Chamberlin picked up his glass of whisky and drained it off with a working of his prominent Adam’s apple, then said, “Relax, the both of you, jest relax, hear. If anybody kilt Bubba Rigny, it was Bubba Rigny. Seems he come out of it in the meat wagon, see, and beat up on pore Claude Tatum some kinda bad, then got the damn back door opened and jumped out the meat wagon that was jest then doing over sixty on the fuckin’ highway, That alone likely kilt the crazy fucker, but then too one my depities, Chuck Fontaine, was right behind in a cruiser and so close he couldn’t help but run right over Bubba’s body.”
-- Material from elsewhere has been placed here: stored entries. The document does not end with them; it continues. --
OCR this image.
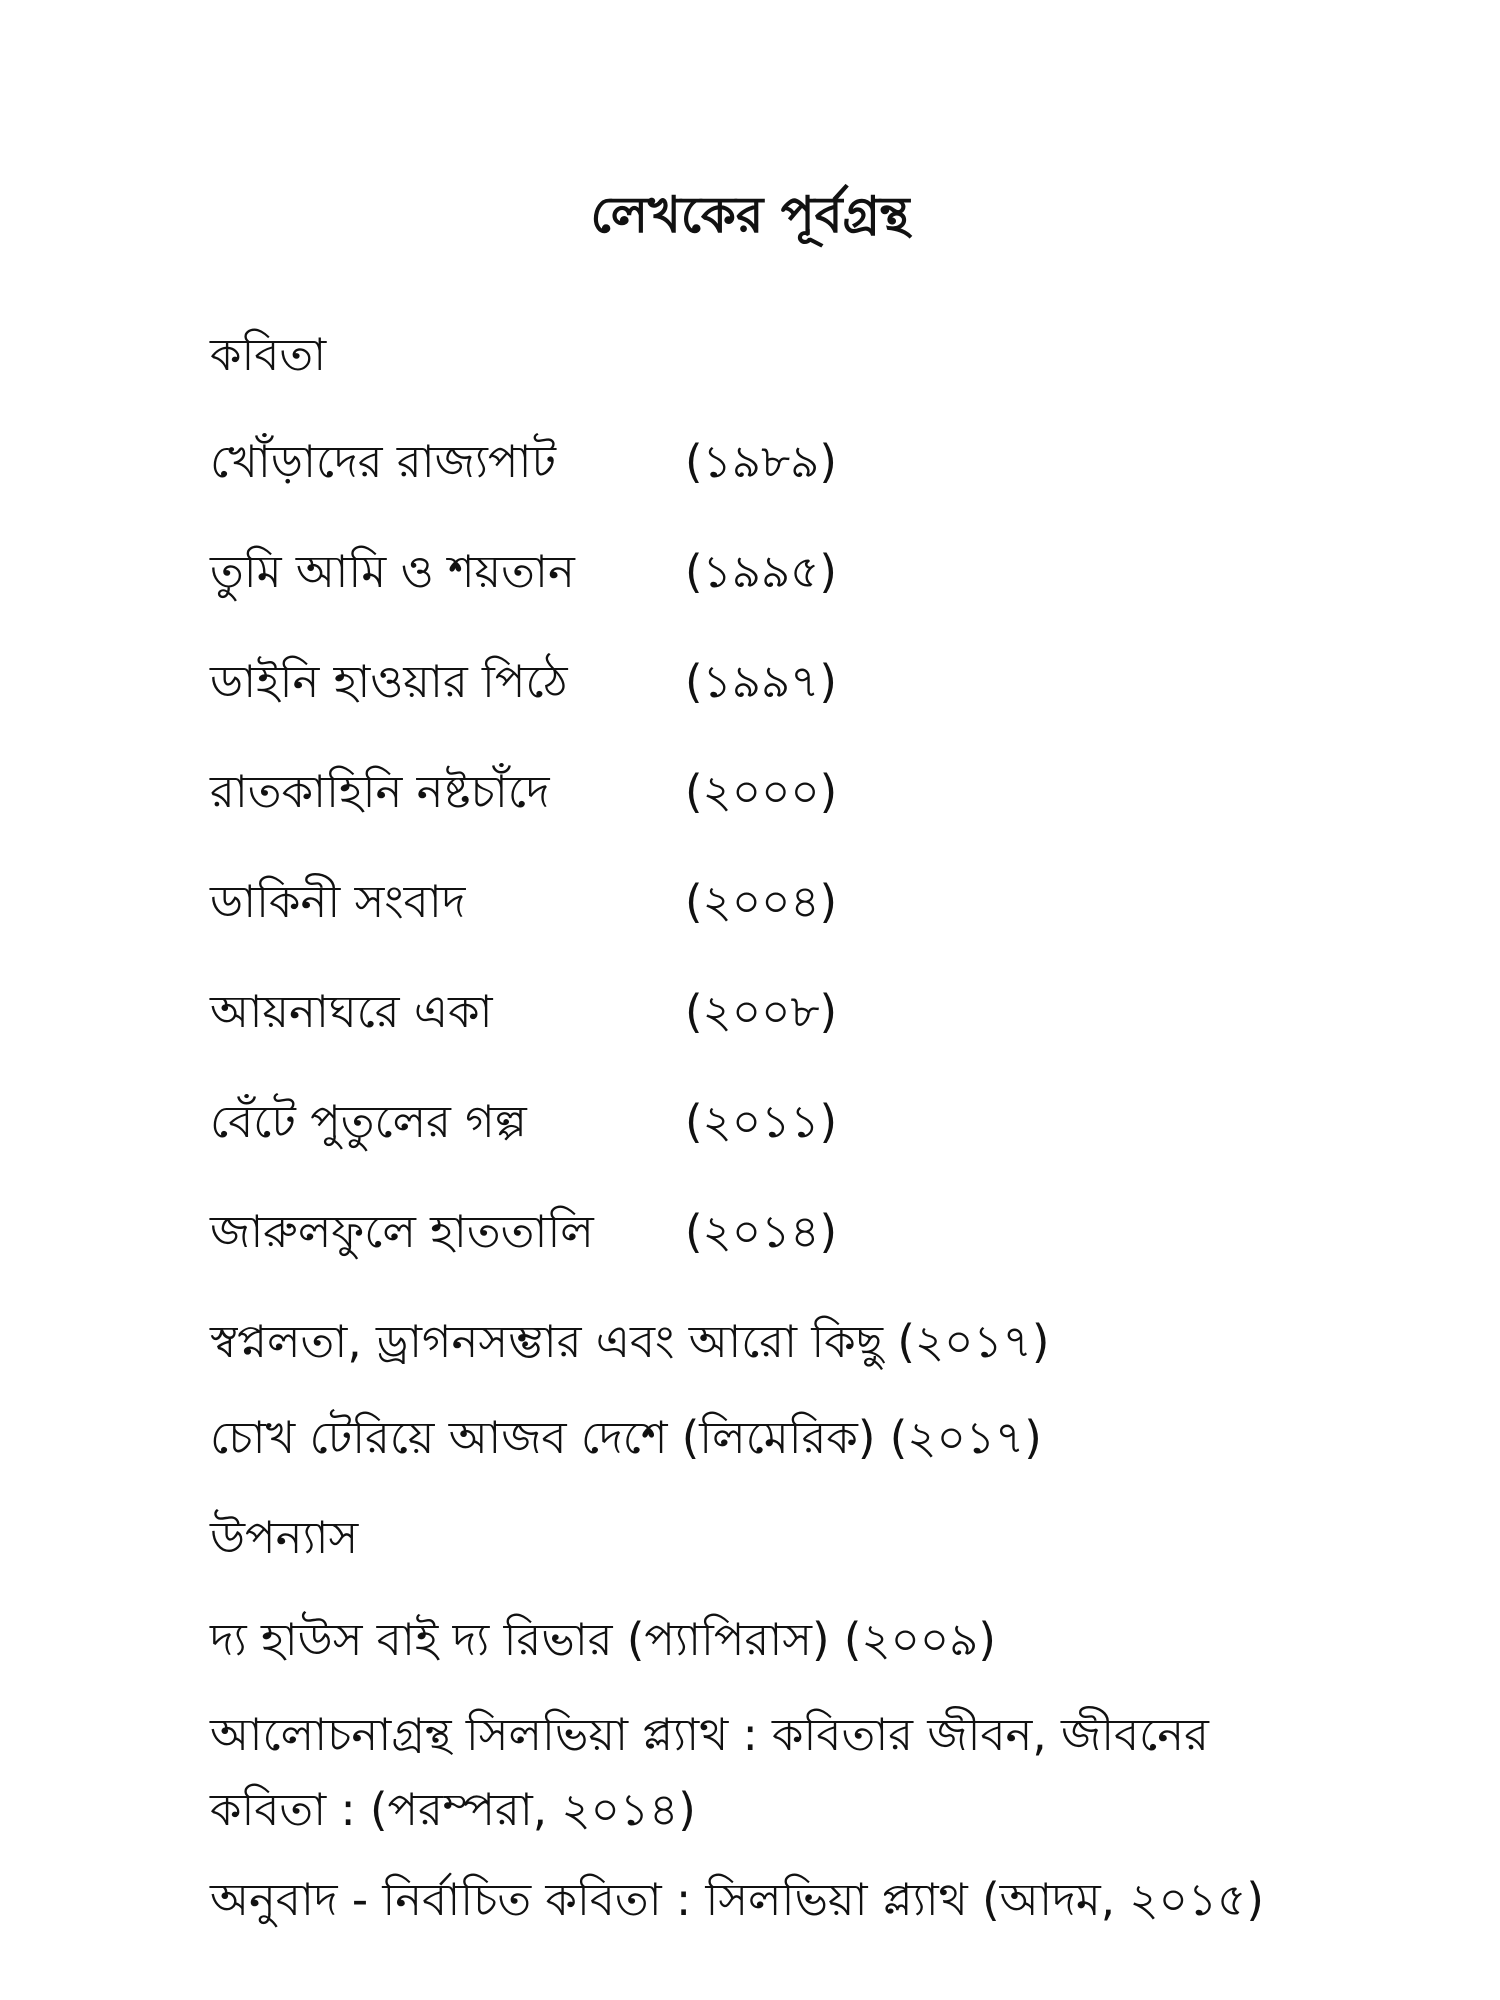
লেখকের পূর্বগ্রন্থ
কবিতা
খোঁড়াদের রাজ্যপাট	(১৯৮৯)
তুমি আমি ও শয়তান (১৯৯৫)
ডাইনি হাওয়ার পিঠে	(১৯৯৭)
রাতকাহিনি নষ্টচাঁদে	(২০০০)
ডাকিনী সংবাদ	(২০০৪)
আয়নাঘরে একা	(২০০৮)
বেঁটে পুতুলের গল্প	(২০১১)
জারুলফুলে হাততালি (২০১৪)
স্বপ্নলতা, ড্রাগনসম্ভার এবং আরো কিছু (২০১৭)
চোখ টেরিয়ে আজব দেশে (লিমেরিক) (২০১৭)
উপন্যাস
দ্য হাউস বাই দ্য রিভার (প্যাপিরাস) (২০০৯)
আলোচনাগ্রন্থ সিলভিয়া প্ল্যাথ : কবিতার জীবন, জীবনের
কবিতা : (পরম্পরা, ২০১৪)
অনুবাদ - নির্বাচিত কবিতা : সিলভিয়া প্ল্যাথ (আদম, ২০১৫)
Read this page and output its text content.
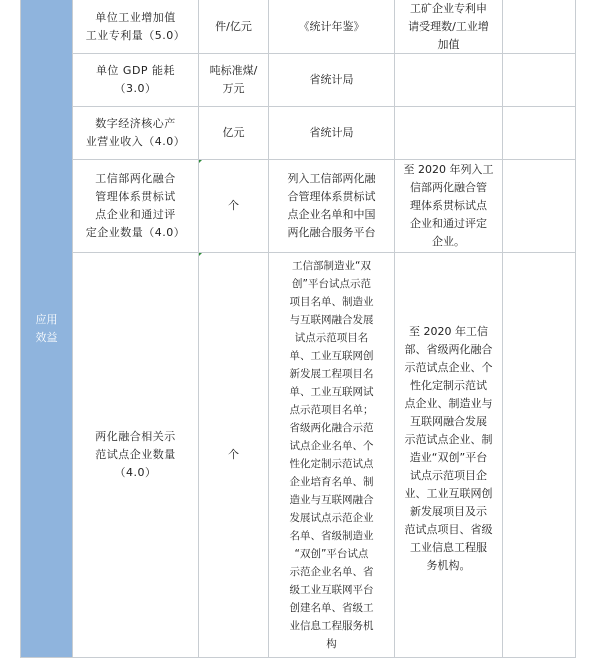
应用
效益
单位工业增加值
工业专利量（5.0）
件/亿元	《统计年鉴》
工矿企业专利申
请受理数/工业增
加值
单位 GDP 能耗
（3.0）
吨标准煤/
万元
省统计局
数字经济核心产
业营业收入（4.0）
亿元	省统计局
工信部两化融合
管理体系贯标试
点企业和通过评
定企业数量（4.0）
个
列入工信部两化融
合管理体系贯标试
点企业名单和中国
两化融合服务平台
至 2020 年列入工
信部两化融合管
理体系贯标试点
企业和通过评定
企业。
两化融合相关示
范试点企业数量
（4.0）
个
工信部制造业“双
创”平台试点示范
项目名单、制造业
与互联网融合发展
试点示范项目名
单、工业互联网创
新发展工程项目名
单、工业互联网试
点示范项目名单；
省级两化融合示范
试点企业名单、个
性化定制示范试点
企业培育名单、制
造业与互联网融合
发展试点示范企业
名单、省级制造业
“双创”平台试点
示范企业名单、省
级工业互联网平台
创建名单、省级工
业信息工程服务机
构
至 2020 年工信
部、省级两化融合
示范试点企业、个
性化定制示范试
点企业、制造业与
互联网融合发展
示范试点企业、制
造业“双创”平台
试点示范项目企
业、工业互联网创
新发展项目及示
范试点项目、省级
工业信息工程服
务机构。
The lawman shrugged, and as he hooked a finger around the neck of the whisky bottle and began to pour more of the dark-amber fluid into his glass, he declared, “It’s gone hurt Bubba’s pore paw and maw and some others, likely, but not as bad prob’ly as it was sure as hell goin’ to if he’d lived long enough to do suthin’ would see him in the penitent’ry ’stead of jest in my lockup or the county farm, if not the chair or in a state boobyhatch for life. Bubba, he never was swung together too tight, see, Milo; he was a murder jest waitin’ to happun from the time he was jest a tad. He got some kinda charge out of hurtin’ other folks and animals and all; he was jest born mean, seemed like, and he dint never get no diffrunt or no better. Most his kin wouldn’t have ary a particle to do with him from the time he was no more’n ten or twelve; after he beat his pore paw near to death when he was ’bout fourteen, he was put in the reform school for a couple years, but all that seemed to do was make the fucker meaner.